Since 9 June, Kerala has reported more than 10,000 new cases (7-day rolling average) daily on all but a handful of days. During the same period, the country halved its daily reported case load, from above 90,000 to under 45,000. While Kerala was adding significantly higher numbers in May, it has not registered the same sort of decline as have the other states that too were affected during the peak of second wave.

Maharashtra had a series of 60,000+ plus new infection days in April and has seen its case load come down considerably since then. However, the state has been adding more than 8,000 daily cases (7-day rolling average) over the last 30 days.

Reports suggest that the persistently high numbers in Kerala can be partially explained by better surveillance and testing, something that can be said for Maharshtra as well, but given the rise of new variants, some experts are worried whether what is being regarded as the decline of the second wave is not actually the beginnings of the third.

Are there other variants that have been found in India?

On 9 July, Uttar Pradesh said it had identified two cases of the Kappa variant in the state following genome sequencing of samples. This variant, which is an offshoot of the Delta variant, too, was first identified in India but is designated as a ‘Variant of Interest’ (VoI) by the World Health Organisation (WHO), whereas the Delta variant has, of course, been billed as a Variant of Concern (VoC).

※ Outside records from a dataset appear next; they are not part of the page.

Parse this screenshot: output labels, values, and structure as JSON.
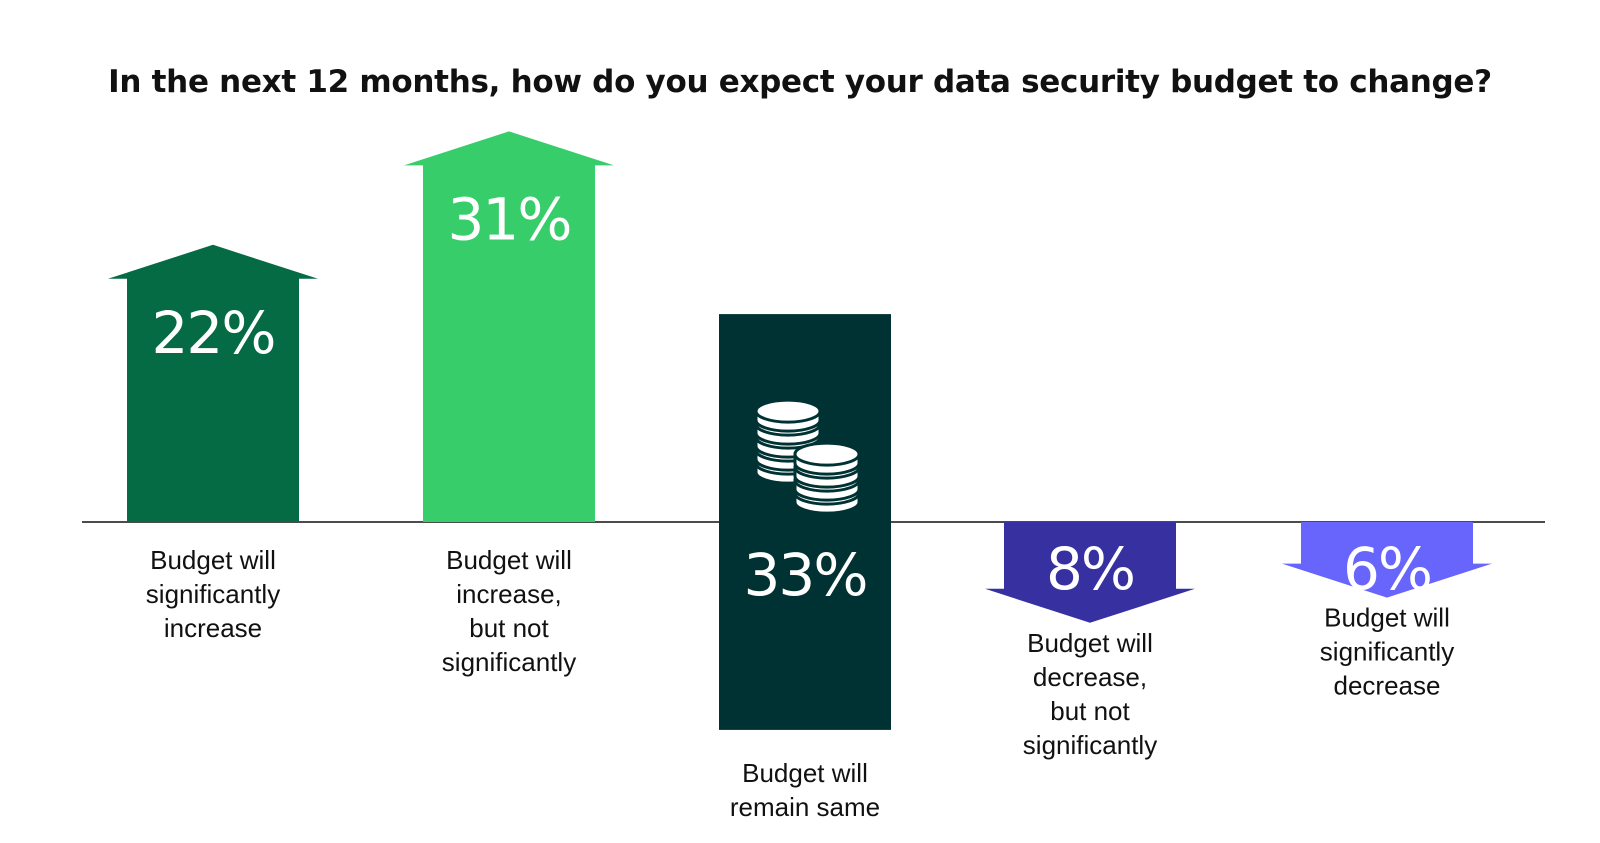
{
  "chart_data": {
    "type": "bar",
    "title": "In the next 12 months, how do you expect your data security budget to change?",
    "unit": "%",
    "categories": [
      "Budget will significantly increase",
      "Budget will increase, but not significantly",
      "Budget will remain same",
      "Budget will decrease, but not significantly",
      "Budget will significantly decrease"
    ],
    "category_lines": [
      [
        "Budget will",
        "significantly",
        "increase"
      ],
      [
        "Budget will",
        "increase,",
        "but not",
        "significantly"
      ],
      [
        "Budget will",
        "remain same"
      ],
      [
        "Budget will",
        "decrease,",
        "but not",
        "significantly"
      ],
      [
        "Budget will",
        "significantly",
        "decrease"
      ]
    ],
    "values": [
      22,
      31,
      33,
      8,
      6
    ],
    "value_labels": [
      "22%",
      "31%",
      "33%",
      "8%",
      "6%"
    ],
    "direction": [
      "up",
      "up",
      "center",
      "down",
      "down"
    ],
    "colors": [
      "#046b45",
      "#37cd6a",
      "#003233",
      "#3730a0",
      "#6765fc"
    ],
    "icon": "coin-stacks-icon",
    "legend": "none",
    "grid": false
  }
}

A VoC is so called because, among other things, it exhibits “increase in transmissibility” and “decrease in effectiveness of public health and social measures or available diagnostics, vaccines, therapeutics”. A VoI demonstrates “genetic changes that are predicted or known to affect virus characteristics such as transmissibility, disease severity, immune escape, diagnostic or therapeutic escape”.

A variant gets a VoI branding if it has been “identified to cause significant community transmission or multiple COVID-19 clusters, in multiple countries with increasing relative prevalence alongside increasing number of cases over time to suggest an emerging risk to global public health.”